Ad accusare i dem è Luigi Di Maio, che in un video su Facebook punta il dito contro la strategia dem - ribadita da Matteo Renzi - di restare a ogni costo all'opposizione. "Ci stiamo preparando alle consultazioni della prossima settimana e prima di presentarci al Quirinale da Sergio Mattarella abbiamo incontrato i capigruppo delle altre forze politiche per sapere se ci sono convergenze su temi e posso dirvi che ci sono, sia a destra sia a sinistra", spiega il capo politico dei Cinque Stelle, "Ce lo aspettavamo perché le idee che portiamo avanti sono di buon senso e non hanno etichette ideologiche. L'unico gruppo che finora si è sottratto al confronto è il Pd che sta portando avanti la linea del freno al cambiamento. Noi continueremo sulla linea della responsabilità".

Di Maio è tornato a parlare anche della questione governo. "Io dico basta a premier votati da nessuno o peggio premier che hanno perso", ha spiegato, "Per il resto parlano i nomi. Il sottoscritto è stato votato come candidato premier da 11 milioni di italiani. Ho preso più del doppio dei voti del secondo più votato. Per cui il mio obiettivo è che la volontà popolare venga rispettata. La strada è tracciata, la settimana prossima è vicina".

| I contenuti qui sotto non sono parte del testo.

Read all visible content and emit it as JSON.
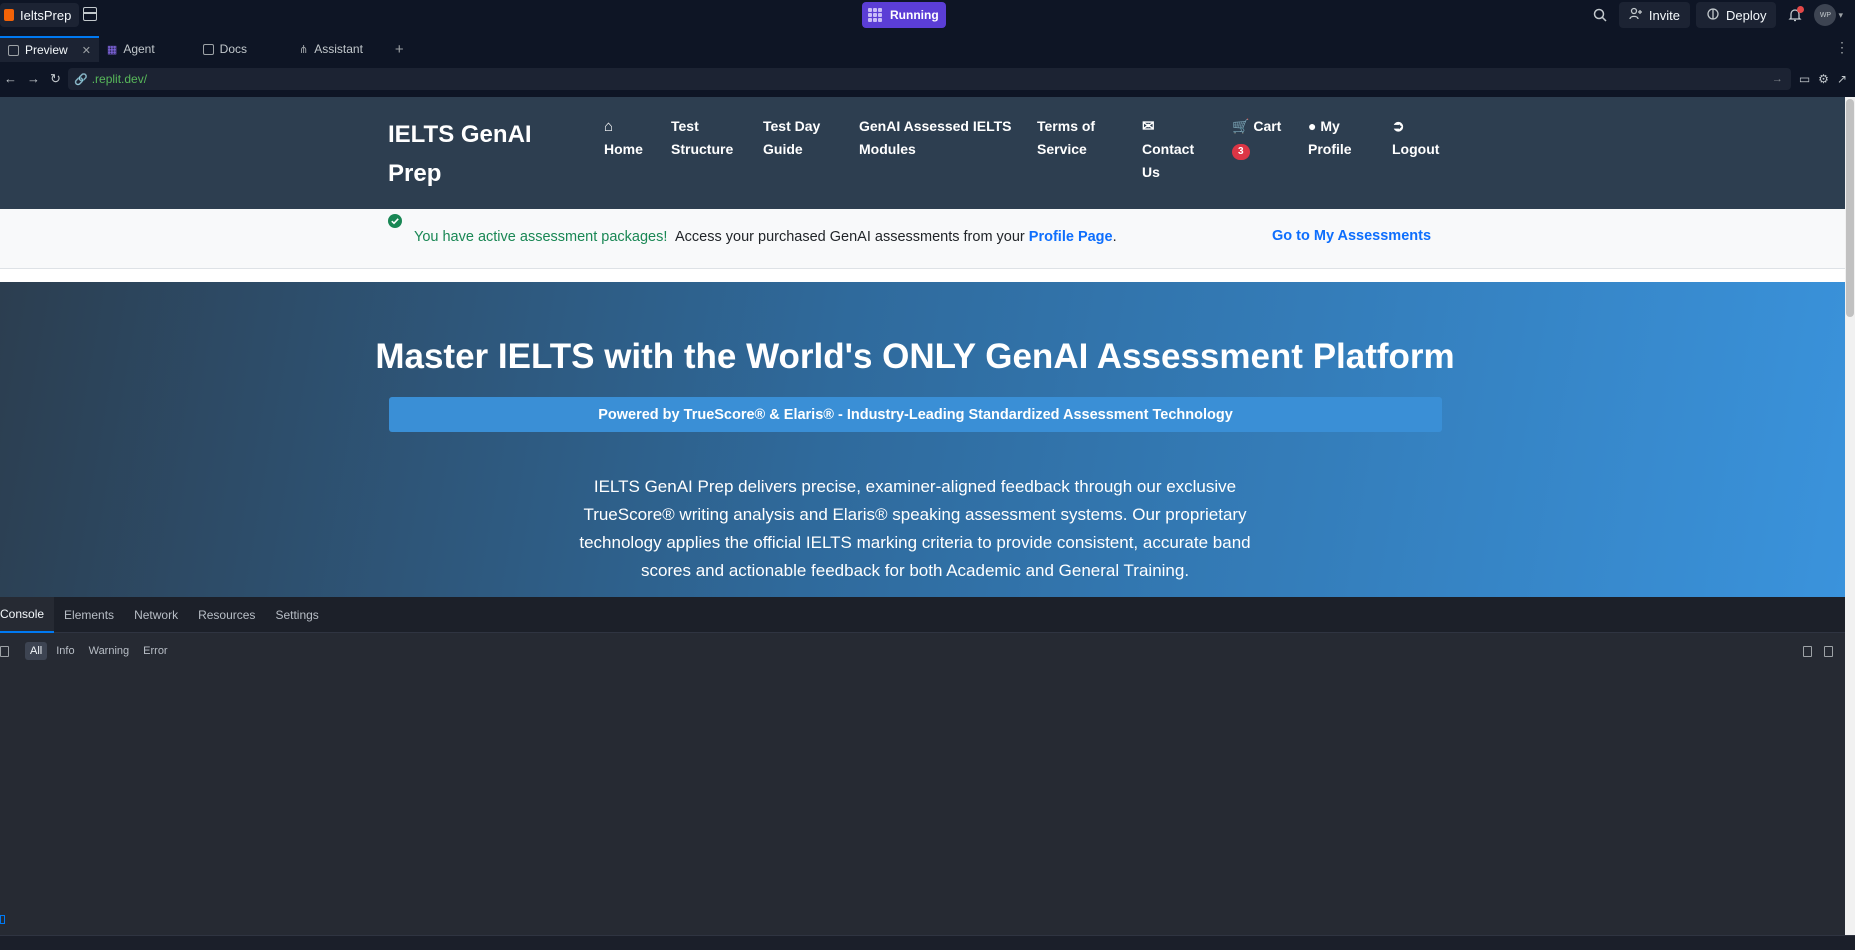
{
  "app": {
    "name": "IeltsPrep",
    "status": "Running"
  },
  "top_actions": {
    "invite": "Invite",
    "deploy": "Deploy",
    "avatar_initials": "WP"
  },
  "tabs": [
    {
      "label": "Preview"
    },
    {
      "label": "Agent"
    },
    {
      "label": "Docs"
    },
    {
      "label": "Assistant"
    }
  ],
  "url": {
    "value": ".replit.dev/"
  },
  "site": {
    "brand": "IELTS GenAI Prep",
    "nav": {
      "home": "Home",
      "test_structure": "Test Structure",
      "test_day_guide": "Test Day Guide",
      "modules": "GenAI Assessed IELTS Modules",
      "terms": "Terms of Service",
      "contact": "Contact Us",
      "cart": "Cart",
      "cart_count": "3",
      "profile": "My Profile",
      "logout": "Logout"
    },
    "alert": {
      "success": "You have active assessment packages!",
      "text": "Access your purchased GenAI assessments from your",
      "link": "Profile Page",
      "suffix": ".",
      "button": "Go to My Assessments"
    },
    "hero": {
      "title": "Master IELTS with the World's ONLY GenAI Assessment Platform",
      "badge": "Powered by TrueScore® & Elaris® - Industry-Leading Standardized Assessment Technology",
      "description": "IELTS GenAI Prep delivers precise, examiner-aligned feedback through our exclusive TrueScore® writing analysis and Elaris® speaking assessment systems. Our proprietary technology applies the official IELTS marking criteria to provide consistent, accurate band scores and actionable feedback for both Academic and General Training."
    }
  },
  "devtools": {
    "tabs": [
      "Console",
      "Elements",
      "Network",
      "Resources",
      "Settings"
    ],
    "filters": [
      "All",
      "Info",
      "Warning",
      "Error"
    ]
  },
  "colors": {
    "running": "#5b3ed6",
    "site_nav": "#2d3e50",
    "hero_start": "#2c3e50",
    "hero_end": "#3a93dc",
    "link": "#0d6efd",
    "success": "#198754",
    "badge": "#dc3545"
  }
}
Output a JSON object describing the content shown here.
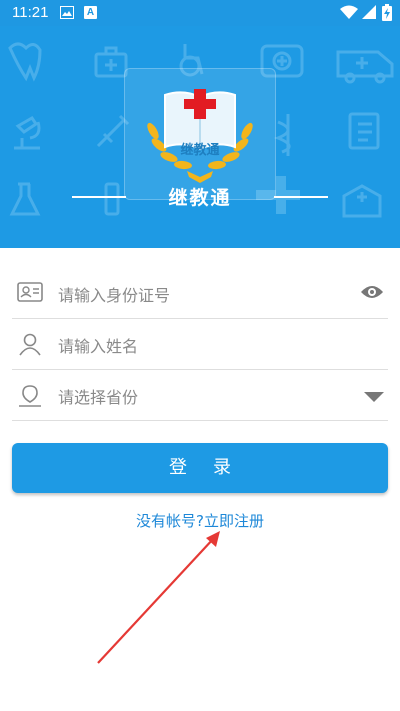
{
  "status_bar": {
    "time": "11:21",
    "icons": [
      "image-icon",
      "a-letter-icon",
      "wifi-icon",
      "signal-icon",
      "battery-charging-icon"
    ],
    "a_icon_letter": "A"
  },
  "header": {
    "logo_text": "继教通",
    "app_title": "继教通",
    "background_color": "#1e9ae4"
  },
  "form": {
    "id_card_placeholder": "请输入身份证号",
    "name_placeholder": "请输入姓名",
    "province_placeholder": "请选择省份"
  },
  "login_button_label": "登录",
  "register_link_text": "没有帐号?立即注册",
  "colors": {
    "accent": "#1e9ae4",
    "link": "#1e88d8",
    "annotation_arrow": "#e53935"
  }
}
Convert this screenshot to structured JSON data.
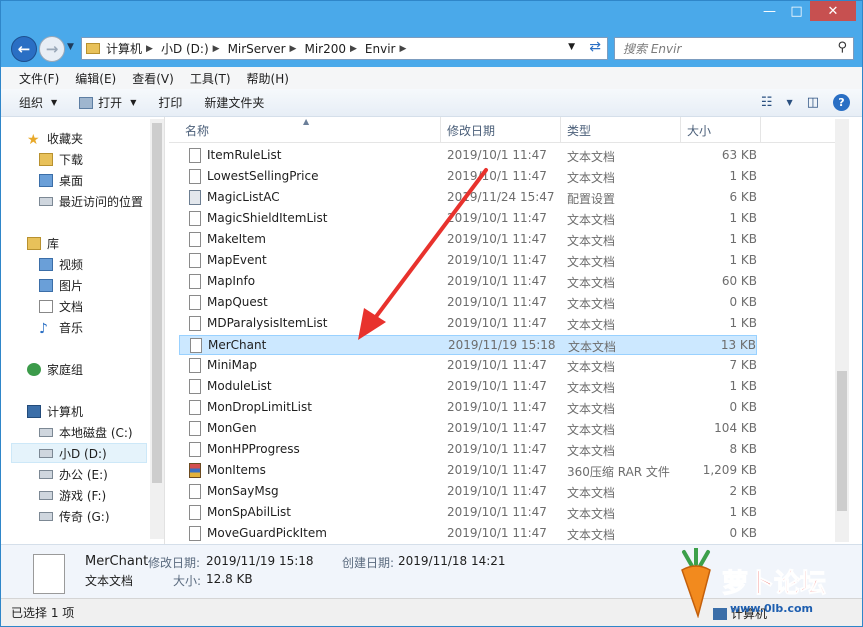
{
  "window": {
    "caption_minimize": "—",
    "caption_maximize": "□",
    "caption_close": "✕"
  },
  "address": {
    "crumbs": [
      "计算机",
      "小D (D:)",
      "MirServer",
      "Mir200",
      "Envir"
    ],
    "search_placeholder": "搜索 Envir"
  },
  "menu": [
    "文件(F)",
    "编辑(E)",
    "查看(V)",
    "工具(T)",
    "帮助(H)"
  ],
  "toolbar": {
    "organize": "组织",
    "open": "打开",
    "print": "打印",
    "new_folder": "新建文件夹",
    "help": "?"
  },
  "nav": {
    "favorites": "收藏夹",
    "downloads": "下载",
    "desktop": "桌面",
    "recent": "最近访问的位置",
    "libraries": "库",
    "videos": "视频",
    "pictures": "图片",
    "documents": "文档",
    "music": "音乐",
    "homegroup": "家庭组",
    "computer": "计算机",
    "drive_c": "本地磁盘 (C:)",
    "drive_d": "小D (D:)",
    "drive_e": "办公 (E:)",
    "drive_f": "游戏 (F:)",
    "drive_g": "传奇 (G:)"
  },
  "columns": {
    "name": "名称",
    "date": "修改日期",
    "type": "类型",
    "size": "大小"
  },
  "files": [
    {
      "name": "ItemRuleList",
      "date": "2019/10/1 11:47",
      "type": "文本文档",
      "size": "63 KB",
      "icon": "text-file-icon"
    },
    {
      "name": "LowestSellingPrice",
      "date": "2019/10/1 11:47",
      "type": "文本文档",
      "size": "1 KB",
      "icon": "text-file-icon"
    },
    {
      "name": "MagicListAC",
      "date": "2019/11/24 15:47",
      "type": "配置设置",
      "size": "6 KB",
      "icon": "config-file-icon"
    },
    {
      "name": "MagicShieldItemList",
      "date": "2019/10/1 11:47",
      "type": "文本文档",
      "size": "1 KB",
      "icon": "text-file-icon"
    },
    {
      "name": "MakeItem",
      "date": "2019/10/1 11:47",
      "type": "文本文档",
      "size": "1 KB",
      "icon": "text-file-icon"
    },
    {
      "name": "MapEvent",
      "date": "2019/10/1 11:47",
      "type": "文本文档",
      "size": "1 KB",
      "icon": "text-file-icon"
    },
    {
      "name": "MapInfo",
      "date": "2019/10/1 11:47",
      "type": "文本文档",
      "size": "60 KB",
      "icon": "text-file-icon"
    },
    {
      "name": "MapQuest",
      "date": "2019/10/1 11:47",
      "type": "文本文档",
      "size": "0 KB",
      "icon": "text-file-icon"
    },
    {
      "name": "MDParalysisItemList",
      "date": "2019/10/1 11:47",
      "type": "文本文档",
      "size": "1 KB",
      "icon": "text-file-icon"
    },
    {
      "name": "MerChant",
      "date": "2019/11/19 15:18",
      "type": "文本文档",
      "size": "13 KB",
      "icon": "text-file-icon",
      "selected": true
    },
    {
      "name": "MiniMap",
      "date": "2019/10/1 11:47",
      "type": "文本文档",
      "size": "7 KB",
      "icon": "text-file-icon"
    },
    {
      "name": "ModuleList",
      "date": "2019/10/1 11:47",
      "type": "文本文档",
      "size": "1 KB",
      "icon": "text-file-icon"
    },
    {
      "name": "MonDropLimitList",
      "date": "2019/10/1 11:47",
      "type": "文本文档",
      "size": "0 KB",
      "icon": "text-file-icon"
    },
    {
      "name": "MonGen",
      "date": "2019/10/1 11:47",
      "type": "文本文档",
      "size": "104 KB",
      "icon": "text-file-icon"
    },
    {
      "name": "MonHPProgress",
      "date": "2019/10/1 11:47",
      "type": "文本文档",
      "size": "8 KB",
      "icon": "text-file-icon"
    },
    {
      "name": "MonItems",
      "date": "2019/10/1 11:47",
      "type": "360压缩 RAR 文件",
      "size": "1,209 KB",
      "icon": "rar-archive-icon"
    },
    {
      "name": "MonSayMsg",
      "date": "2019/10/1 11:47",
      "type": "文本文档",
      "size": "2 KB",
      "icon": "text-file-icon"
    },
    {
      "name": "MonSpAbilList",
      "date": "2019/10/1 11:47",
      "type": "文本文档",
      "size": "1 KB",
      "icon": "text-file-icon"
    },
    {
      "name": "MoveGuardPickItem",
      "date": "2019/10/1 11:47",
      "type": "文本文档",
      "size": "0 KB",
      "icon": "text-file-icon"
    }
  ],
  "details": {
    "name": "MerChant",
    "type": "文本文档",
    "modified_label": "修改日期:",
    "modified_value": "2019/11/19 15:18",
    "created_label": "创建日期:",
    "created_value": "2019/11/18 14:21",
    "size_label": "大小:",
    "size_value": "12.8 KB"
  },
  "status": {
    "left": "已选择 1 项",
    "right": "计算机"
  },
  "watermark": {
    "text": "萝卜论坛",
    "url": "www.0lb.com"
  },
  "colors": {
    "chrome": "#4aa9ea",
    "selection": "#cce8ff",
    "annotation_arrow": "#e8322d"
  }
}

Ma non è dello stesso avviso Matteo Salvini: "Siamo disposti a dialogare con tutti, ma non saremo subalterni a nessuno, visto che il centrodestra è la coalizione più votata dagli italiani", ha detto il leader della Lega ribadendo i punti fondamentali del suo programma, "Il mio obiettivo è andare al governo, per trasformare in fatti le idee che gli italiani hanno appoggiato e votato, dalla tassa unica al 15% all'abolizione della legge Fornero, dalla legittima difesa all'espulsione dei clandestini".